Tobias-Fischer commented 4 years ago

So I played with it a little but didn't very far. I thought that maybe the shared lock / unique lock stuff might be the culprit (race condition between the unlock of the shared lock and getting the unique lock) and played with upgrade lock / upgrade to unique lock as replacements, but that led either to deadlocks or crashes.

Did you have any luck?

SteveMacenski commented 4 years ago

I haven't looked, like I said, I have other things first in my queue. I hope to be able start looking myself midway through next week.

SteveMacenski commented 4 years ago

Hi, I finished by last task, this is next up on deck to start looking at tomorrow

Tobias-Fischer commented 4 years ago

That's great, thanks!

SteveMacenski commented 4 years ago

@Tobias-Fischer While I can't reproduce locally (tons of TF errors in Noetic that aren't related just spam me endlessly and I dont actually see any transformation ?) I think I know what's happening.

ProcessLocalization calls MatchScan using the current scan (probably OK) and a set of running scans in the scan buffer GetRunningScans. The running scans are a list of the most recent N scans in the buffer of size parameter set. These running scans are then given to AddScans with the current scan's position. Given the thing failing is accessing a scan, we can now safely ignore the current scan of being a problem since that's not even in the AddScans input. So AddScans does:

    const_forEach(LocalizedRangeScanVector, &rScans)
    {
      if (*iter == NULL)
      {
        continue;
      }

      AddScan(*iter, viewPoint);
    }

The AddScan part is the next step in the traceback. So each scan is iterated over. What's odd here is that you can see I intentionall added a check to see if it was an invalid scan with the NULL check before processing. So there's 3 options:

A: The scan is deleted but the memory wasn't set to null so even though its gone, where ever it was deleted from needs a set to nullptr afterwards.
B: At the time of processing, the scan is still actually valid but by the time it gets to accessing the scan, its been deleted.
C: The data was deleted but the scan wasn't

We then call the FindValidPoints function and this is where we call GetPointReadings in Karto.h:5686. After that we have the mutex and its crash-central.

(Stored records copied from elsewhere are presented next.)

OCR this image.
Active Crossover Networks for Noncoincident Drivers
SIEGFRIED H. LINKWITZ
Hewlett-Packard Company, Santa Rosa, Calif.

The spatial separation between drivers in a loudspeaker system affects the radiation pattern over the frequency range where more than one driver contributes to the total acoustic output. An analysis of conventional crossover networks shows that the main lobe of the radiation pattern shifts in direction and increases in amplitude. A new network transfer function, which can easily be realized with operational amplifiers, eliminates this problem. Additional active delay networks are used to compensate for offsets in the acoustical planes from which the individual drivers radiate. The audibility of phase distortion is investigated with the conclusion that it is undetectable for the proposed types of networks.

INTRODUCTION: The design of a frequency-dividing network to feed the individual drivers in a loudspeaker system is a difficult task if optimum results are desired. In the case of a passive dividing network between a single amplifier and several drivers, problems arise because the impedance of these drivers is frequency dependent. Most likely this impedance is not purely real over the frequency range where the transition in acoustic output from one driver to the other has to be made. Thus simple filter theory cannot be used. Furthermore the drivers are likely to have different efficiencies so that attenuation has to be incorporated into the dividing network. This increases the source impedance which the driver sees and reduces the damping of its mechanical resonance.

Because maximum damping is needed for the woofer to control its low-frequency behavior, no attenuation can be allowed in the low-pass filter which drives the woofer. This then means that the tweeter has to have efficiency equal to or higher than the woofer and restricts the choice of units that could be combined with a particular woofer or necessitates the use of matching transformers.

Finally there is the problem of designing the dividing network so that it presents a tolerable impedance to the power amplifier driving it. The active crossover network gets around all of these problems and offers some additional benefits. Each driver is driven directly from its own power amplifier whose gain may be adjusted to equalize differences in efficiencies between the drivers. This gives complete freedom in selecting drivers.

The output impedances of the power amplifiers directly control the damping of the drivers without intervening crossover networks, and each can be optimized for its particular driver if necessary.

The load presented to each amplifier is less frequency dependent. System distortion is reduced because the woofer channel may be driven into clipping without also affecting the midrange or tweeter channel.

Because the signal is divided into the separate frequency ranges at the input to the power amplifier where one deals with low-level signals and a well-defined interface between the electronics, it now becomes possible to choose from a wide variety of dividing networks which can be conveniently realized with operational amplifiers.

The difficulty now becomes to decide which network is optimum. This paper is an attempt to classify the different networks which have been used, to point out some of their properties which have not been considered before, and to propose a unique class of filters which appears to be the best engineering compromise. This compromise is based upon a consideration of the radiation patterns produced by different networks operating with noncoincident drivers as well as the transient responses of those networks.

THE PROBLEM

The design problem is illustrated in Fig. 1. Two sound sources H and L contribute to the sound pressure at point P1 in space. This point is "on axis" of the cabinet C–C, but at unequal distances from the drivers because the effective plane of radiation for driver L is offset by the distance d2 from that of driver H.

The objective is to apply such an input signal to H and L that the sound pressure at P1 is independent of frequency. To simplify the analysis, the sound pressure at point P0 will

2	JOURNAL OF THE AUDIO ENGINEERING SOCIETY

Now some good questions that I don't run into often: if you've deleted an object but not set it to null, if you access it (e.g. pScan->GetPointReadings() as in FindValidPoints), what happens? Immediate crash? tries to do stuff until it accesses a member variable which dies (but member functions OK)? If its the former, then the issue isn't that it was already deleted because we see in the traceback it gets into member functions. If its the latter, then it probably was because that mutex is the very first member object it tries to access.

So a couple things I might try:

In Karto.h:5688 (in the noetic branch, should be same for melodic) where we have the boost lock, add a line beforehand to do some erroneous check on the m_IsDirty parameter and see if it crashes at that line now and not the mutex. If so, that means just accessing any member fails and therefore the mutex isn't special. Or add a new parameter so that its the only place its used so the crash couldn't be mistaken with an un-locked member variable being corrupted from multi-threaded access.
In Mapper.cpp:1075 where we do the pScan->GetPointReadings(), maybe do another nullptr check - though I don't think that's likely to help

What might be a problem?

Scans are deleted but not set to nullptr
Your localization buffer of scans might be longer than the running scan length size, or maybe the same size but some occasional issue results in one being deleted right around the time when another requires it. they're both based on the scan_buffer_size parameter, so maybe make the localization length -1 of that or directly just using the running scan buffer?
the measurements within a laser scan are deleted but the scan is still alive / non-null
In the slam_toolbox_localization.cpp and slam_toolbox_common.cpp we delete scans that were not successfully processed. Maybe you have an issue where the laser scans aren't being fully processed so they're externally deleted but openKarto isn't aware of it. in _localization.cpp:171 and _common.cpp:534 you could add print statements to see if that's called before a crash.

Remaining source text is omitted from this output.